Nul doute que si la Fédération Française de Randonnée Pédestre veut un jour se lancer dans la grande aventure vidéoludique, elle fera appel aux services de GSC Game World. Les Ukrainiens viennent en effet de mettre au point le premier simulateur de randonnée sportive, ennui compris. La Zone a beau s’étendre sur plusieurs dizaines de km², vous ne pourrez compter que sur vos jambes musculeuses pour vous y déplacer. Vos divers commanditaires vous envoyant jouer les coursiers aux quatre coins de la carte, vous allez rapidement connaître par leur prénom tous les brins d’herbe modélisés. Le poids de votre inventaire ayant de lourdes conséquences sur votre endurance, n’espérez même pas pouvoir sillonner la Zone au pas de course.
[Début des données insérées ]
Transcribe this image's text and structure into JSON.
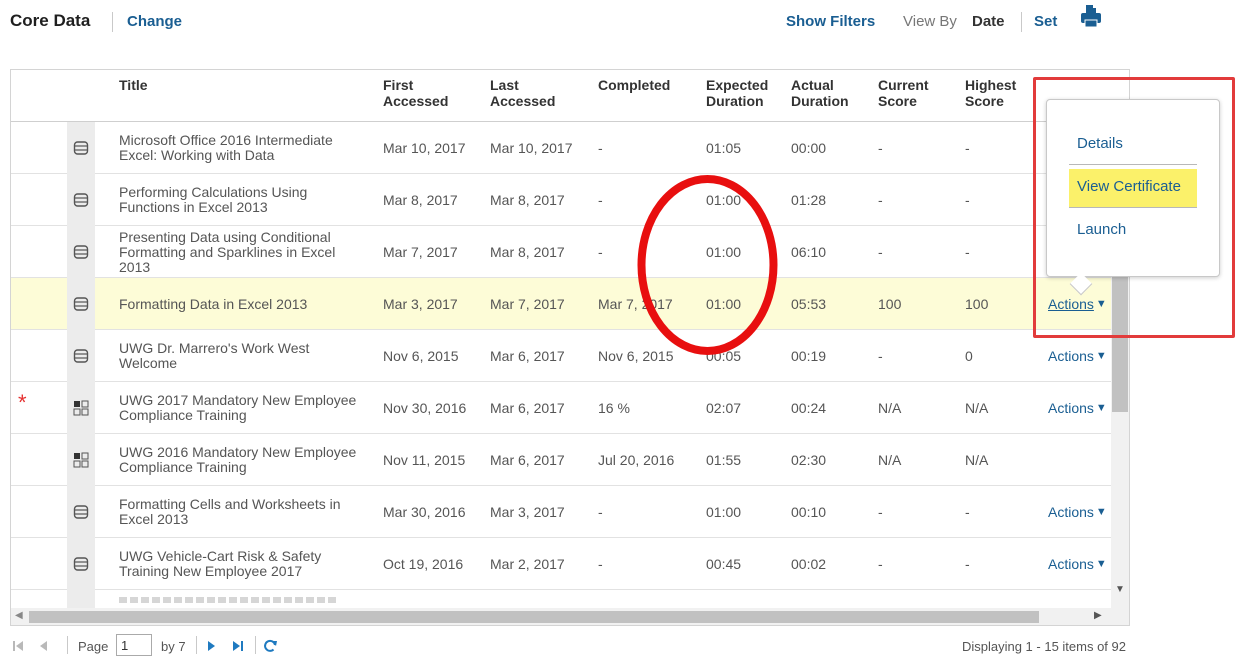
{
  "header": {
    "title": "Core Data",
    "change_label": "Change",
    "show_filters_label": "Show Filters",
    "view_by_label": "View By",
    "view_by_value": "Date",
    "set_label": "Set"
  },
  "table": {
    "columns": {
      "title": "Title",
      "first_accessed": "First Accessed",
      "last_accessed": "Last Accessed",
      "completed": "Completed",
      "expected_duration": "Expected Duration",
      "actual_duration": "Actual Duration",
      "current_score": "Current Score",
      "highest_score": "Highest Score"
    },
    "rows": [
      {
        "title": "Microsoft Office 2016 Intermediate Excel: Working with Data",
        "first": "Mar 10, 2017",
        "last": "Mar 10, 2017",
        "completed": "-",
        "expected": "01:05",
        "actual": "00:00",
        "current": "-",
        "highest": "-",
        "actions": "",
        "icon": "course-stack-icon",
        "star": ""
      },
      {
        "title": "Performing Calculations Using Functions in Excel 2013",
        "first": "Mar 8, 2017",
        "last": "Mar 8, 2017",
        "completed": "-",
        "expected": "01:00",
        "actual": "01:28",
        "current": "-",
        "highest": "-",
        "actions": "",
        "icon": "course-stack-icon",
        "star": ""
      },
      {
        "title": "Presenting Data using Conditional Formatting and Sparklines in Excel 2013",
        "first": "Mar 7, 2017",
        "last": "Mar 8, 2017",
        "completed": "-",
        "expected": "01:00",
        "actual": "06:10",
        "current": "-",
        "highest": "-",
        "actions": "",
        "icon": "course-stack-icon",
        "star": ""
      },
      {
        "title": "Formatting Data in Excel 2013",
        "first": "Mar 3, 2017",
        "last": "Mar 7, 2017",
        "completed": "Mar 7, 2017",
        "expected": "01:00",
        "actual": "05:53",
        "current": "100",
        "highest": "100",
        "actions": "Actions",
        "icon": "course-stack-icon",
        "star": ""
      },
      {
        "title": "UWG Dr. Marrero's Work West Welcome",
        "first": "Nov 6, 2015",
        "last": "Mar 6, 2017",
        "completed": "Nov 6, 2015",
        "expected": "00:05",
        "actual": "00:19",
        "current": "-",
        "highest": "0",
        "actions": "Actions",
        "icon": "course-stack-icon",
        "star": ""
      },
      {
        "title": "UWG 2017 Mandatory New Employee Compliance Training",
        "first": "Nov 30, 2016",
        "last": "Mar 6, 2017",
        "completed": "16 %",
        "expected": "02:07",
        "actual": "00:24",
        "current": "N/A",
        "highest": "N/A",
        "actions": "Actions",
        "icon": "curriculum-grid-icon",
        "star": "*"
      },
      {
        "title": "UWG 2016 Mandatory New Employee Compliance Training",
        "first": "Nov 11, 2015",
        "last": "Mar 6, 2017",
        "completed": "Jul 20, 2016",
        "expected": "01:55",
        "actual": "02:30",
        "current": "N/A",
        "highest": "N/A",
        "actions": "",
        "icon": "curriculum-grid-icon",
        "star": ""
      },
      {
        "title": "Formatting Cells and Worksheets in Excel 2013",
        "first": "Mar 30, 2016",
        "last": "Mar 3, 2017",
        "completed": "-",
        "expected": "01:00",
        "actual": "00:10",
        "current": "-",
        "highest": "-",
        "actions": "Actions",
        "icon": "course-stack-icon",
        "star": ""
      },
      {
        "title": "UWG Vehicle-Cart Risk & Safety Training New Employee 2017",
        "first": "Oct 19, 2016",
        "last": "Mar 2, 2017",
        "completed": "-",
        "expected": "00:45",
        "actual": "00:02",
        "current": "-",
        "highest": "-",
        "actions": "Actions",
        "icon": "course-stack-icon",
        "star": ""
      }
    ]
  },
  "popup": {
    "details": "Details",
    "view_certificate": "View Certificate",
    "launch": "Launch"
  },
  "pager": {
    "page_label": "Page",
    "page_value": "1",
    "of_label": "by 7",
    "display_text": "Displaying 1 - 15 items of 92"
  },
  "colors": {
    "link": "#1a5e92",
    "row_highlight": "#fdfcd7",
    "menu_highlight": "#fbf16a",
    "annotation_red": "#e23b3b",
    "star": "#e53030"
  }
}
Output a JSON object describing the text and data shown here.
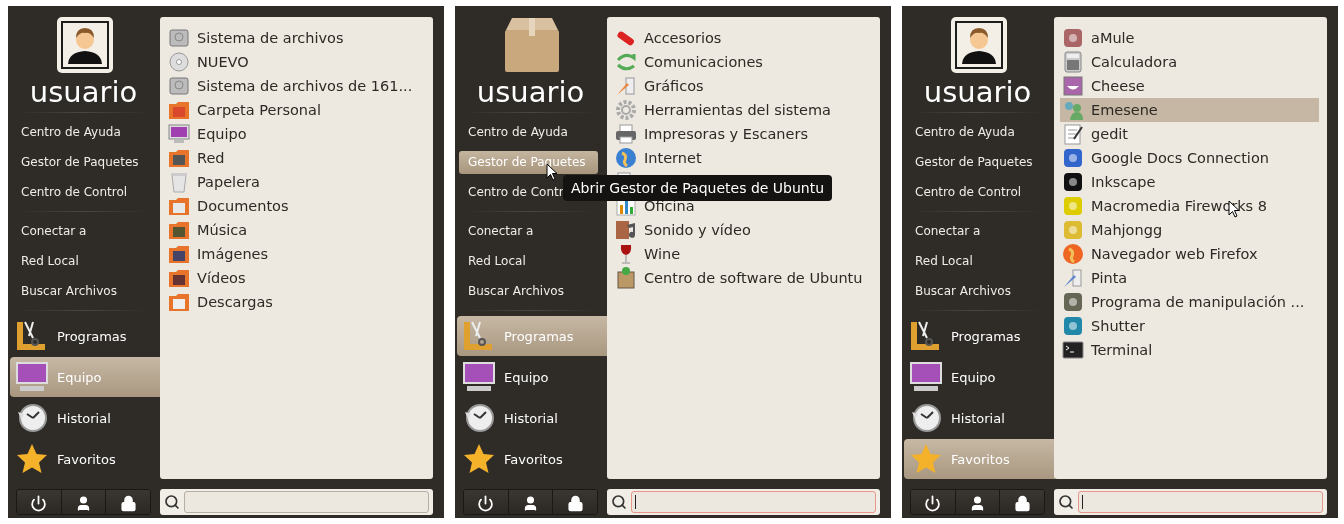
{
  "panels": [
    {
      "user": {
        "name": "usuario"
      },
      "place_groups": [
        [
          {
            "label": "Centro de Ayuda",
            "selected": false,
            "pointer": false
          },
          {
            "label": "Gestor de Paquetes",
            "selected": false,
            "pointer": false
          },
          {
            "label": "Centro de Control",
            "selected": false,
            "pointer": false
          }
        ],
        [
          {
            "label": "Conectar a",
            "selected": false,
            "pointer": false
          },
          {
            "label": "Red Local",
            "selected": false,
            "pointer": false
          },
          {
            "label": "Buscar Archivos",
            "selected": false,
            "pointer": false
          }
        ]
      ],
      "categories": [
        {
          "label": "Programas",
          "selected": false
        },
        {
          "label": "Equipo",
          "selected": true
        },
        {
          "label": "Historial",
          "selected": false
        },
        {
          "label": "Favoritos",
          "selected": false
        }
      ],
      "items": [
        {
          "label": "Sistema de archivos",
          "selected": false,
          "pointer": false
        },
        {
          "label": "NUEVO",
          "selected": false,
          "pointer": false
        },
        {
          "label": "Sistema de archivos de 161...",
          "selected": false,
          "pointer": false
        },
        {
          "label": "Carpeta Personal",
          "selected": false,
          "pointer": false
        },
        {
          "label": "Equipo",
          "selected": false,
          "pointer": false
        },
        {
          "label": "Red",
          "selected": false,
          "pointer": false
        },
        {
          "label": "Papelera",
          "selected": false,
          "pointer": false
        },
        {
          "label": "Documentos",
          "selected": false,
          "pointer": false
        },
        {
          "label": "Música",
          "selected": false,
          "pointer": false
        },
        {
          "label": "Imágenes",
          "selected": false,
          "pointer": false
        },
        {
          "label": "Vídeos",
          "selected": false,
          "pointer": false
        },
        {
          "label": "Descargas",
          "selected": false,
          "pointer": false
        }
      ],
      "search": {
        "focused": false
      }
    },
    {
      "user": {
        "name": "usuario"
      },
      "place_groups": [
        [
          {
            "label": "Centro de Ayuda",
            "selected": false,
            "pointer": false
          },
          {
            "label": "Gestor de Paquetes",
            "selected": true,
            "pointer": true
          },
          {
            "label": "Centro de Contr",
            "selected": false,
            "pointer": false
          }
        ],
        [
          {
            "label": "Conectar a",
            "selected": false,
            "pointer": false
          },
          {
            "label": "Red Local",
            "selected": false,
            "pointer": false
          },
          {
            "label": "Buscar Archivos",
            "selected": false,
            "pointer": false
          }
        ]
      ],
      "categories": [
        {
          "label": "Programas",
          "selected": true
        },
        {
          "label": "Equipo",
          "selected": false
        },
        {
          "label": "Historial",
          "selected": false
        },
        {
          "label": "Favoritos",
          "selected": false
        }
      ],
      "items": [
        {
          "label": "Accesorios",
          "selected": false,
          "pointer": false
        },
        {
          "label": "Comunicaciones",
          "selected": false,
          "pointer": false
        },
        {
          "label": "Gráficos",
          "selected": false,
          "pointer": false
        },
        {
          "label": "Herramientas del sistema",
          "selected": false,
          "pointer": false
        },
        {
          "label": "Impresoras y Escaners",
          "selected": false,
          "pointer": false
        },
        {
          "label": "Internet",
          "selected": false,
          "pointer": false
        },
        {
          "selected": false,
          "pointer": false
        },
        {
          "label": "Oficina",
          "selected": false,
          "pointer": false
        },
        {
          "label": "Sonido y vídeo",
          "selected": false,
          "pointer": false
        },
        {
          "label": "Wine",
          "selected": false,
          "pointer": false
        },
        {
          "label": "Centro de software de Ubuntu",
          "selected": false,
          "pointer": false
        }
      ],
      "tooltip": "Abrir Gestor de Paquetes de Ubuntu",
      "search": {
        "focused": true
      }
    },
    {
      "user": {
        "name": "usuario"
      },
      "place_groups": [
        [
          {
            "label": "Centro de Ayuda",
            "selected": false,
            "pointer": false
          },
          {
            "label": "Gestor de Paquetes",
            "selected": false,
            "pointer": false
          },
          {
            "label": "Centro de Control",
            "selected": false,
            "pointer": false
          }
        ],
        [
          {
            "label": "Conectar a",
            "selected": false,
            "pointer": false
          },
          {
            "label": "Red Local",
            "selected": false,
            "pointer": false
          },
          {
            "label": "Buscar Archivos",
            "selected": false,
            "pointer": false
          }
        ]
      ],
      "categories": [
        {
          "label": "Programas",
          "selected": false
        },
        {
          "label": "Equipo",
          "selected": false
        },
        {
          "label": "Historial",
          "selected": false
        },
        {
          "label": "Favoritos",
          "selected": true
        }
      ],
      "items": [
        {
          "label": "aMule",
          "selected": false,
          "pointer": false
        },
        {
          "label": "Calculadora",
          "selected": false,
          "pointer": false
        },
        {
          "label": "Cheese",
          "selected": false,
          "pointer": false
        },
        {
          "label": "Emesene",
          "selected": true,
          "pointer": false
        },
        {
          "label": "gedit",
          "selected": false,
          "pointer": false
        },
        {
          "label": "Google Docs Connection",
          "selected": false,
          "pointer": false
        },
        {
          "label": "Inkscape",
          "selected": false,
          "pointer": false
        },
        {
          "label": "Macromedia Fireworks 8",
          "selected": false,
          "pointer": true
        },
        {
          "label": "Mahjongg",
          "selected": false,
          "pointer": false
        },
        {
          "label": "Navegador web Firefox",
          "selected": false,
          "pointer": false
        },
        {
          "label": "Pinta",
          "selected": false,
          "pointer": false
        },
        {
          "label": "Programa de manipulación ...",
          "selected": false,
          "pointer": false
        },
        {
          "label": "Shutter",
          "selected": false,
          "pointer": false
        },
        {
          "label": "Terminal",
          "selected": false,
          "pointer": false
        }
      ],
      "search": {
        "focused": true
      }
    }
  ]
}
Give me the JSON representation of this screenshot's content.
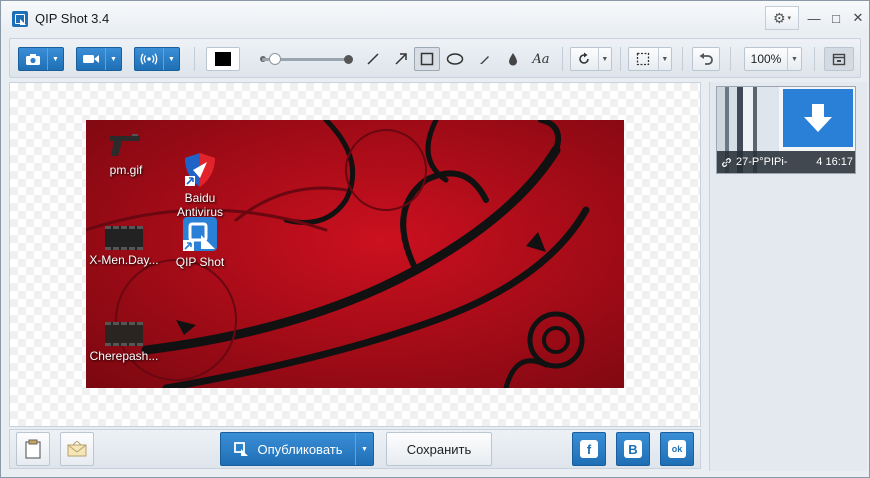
{
  "window": {
    "title": "QIP Shot 3.4"
  },
  "titlebar": {
    "gear_caret": "▾",
    "minimize": "—",
    "maximize": "□",
    "close": "✕"
  },
  "toolbar": {
    "color": "#000000",
    "line_width_fraction": 0.15,
    "zoom": "100%",
    "text_tool_glyph": "Aa"
  },
  "screenshot": {
    "background_color": "#b00c18",
    "icons": [
      {
        "label": "pm.gif",
        "icon": "pistol-icon"
      },
      {
        "label": "Baidu\nAntivirus",
        "icon": "baidu-antivirus-icon"
      },
      {
        "label": "X-Men.Day...",
        "icon": "video-icon"
      },
      {
        "label": "QIP Shot",
        "icon": "qip-shot-icon"
      },
      {
        "label": "Cherepash...",
        "icon": "video-icon"
      }
    ]
  },
  "bottombar": {
    "publish_label": "Опубликовать",
    "save_label": "Сохранить",
    "social": [
      {
        "name": "facebook",
        "glyph": "f"
      },
      {
        "name": "vkontakte",
        "glyph": "B"
      },
      {
        "name": "odnoklassniki",
        "glyph": "ok"
      }
    ]
  },
  "history": {
    "items": [
      {
        "name": "27-P°PIPi-",
        "time": "4 16:17"
      }
    ]
  },
  "colors": {
    "accent": "#1f6fb5",
    "accent_light": "#3a8fd6",
    "panel": "#e4e9ef"
  }
}
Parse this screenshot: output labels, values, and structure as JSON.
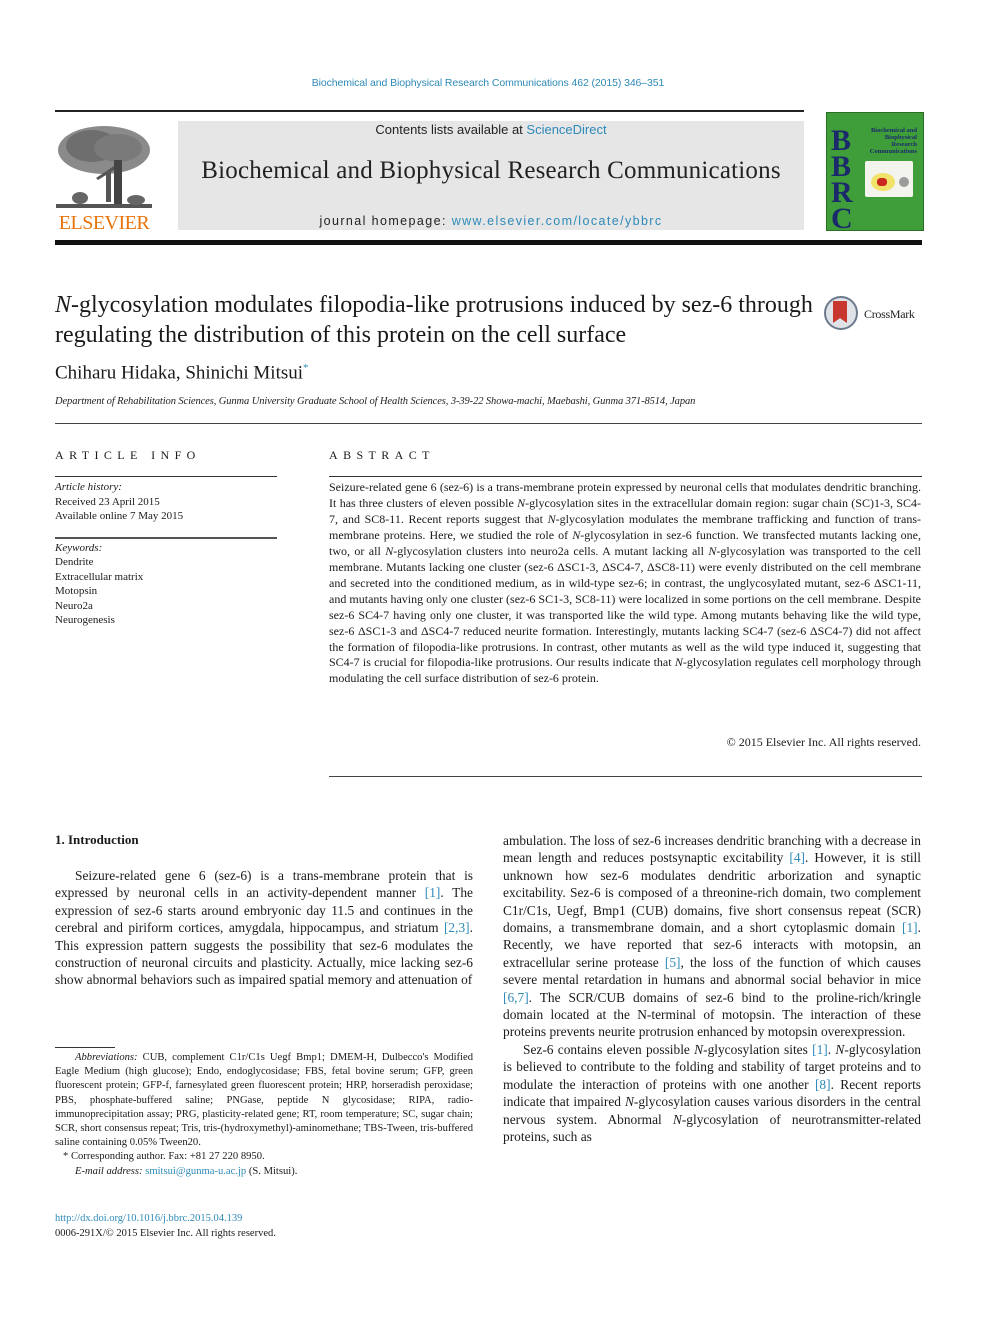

L’implémentation de véhicules, ou tout du moins d’un système de transport automatique dès les premières heures de jeu, aurait été plus que bienvenue. S.T.A.L.K.E.R. : Shadow of Chernobyl paie ici les erreurs de jeunesse de son géniteur. Ambitieux, voire mégalomane, le studio à l’origine de Cossacks s’était mis en tête de créer un jeu de rôle moderne, un Oblivion post-apocalyptique. Un bien beau rêve, qui a fini par tourner court, et le titre a dû être amputé de plusieurs de ses attributs. Quêtes annexes mornes et redondantes, système de faction moyennement convainquant, PNJ aux discours souvent identiques, impossibilité de développer quelques compétences que ce soit, on se demande même si les grands pontes de THQ n’ont pas fait les mauvais choix lorsqu’il a fallu procéder à l’élagage. Mais malgré ces airs de chef-d’œuvre raté, entre FPS plus réfléchi que la normale et RPG allégé, S.T.A.L.K.E.R. : Shadow of Chernobyl dispose de quelques atouts qui sauront faire crépiter votre compteur Geiger pour peu que vous lui passiez ses nombreuses faiblesses de gameplay. L’attente fut trop longue, mais pas totalement vaine.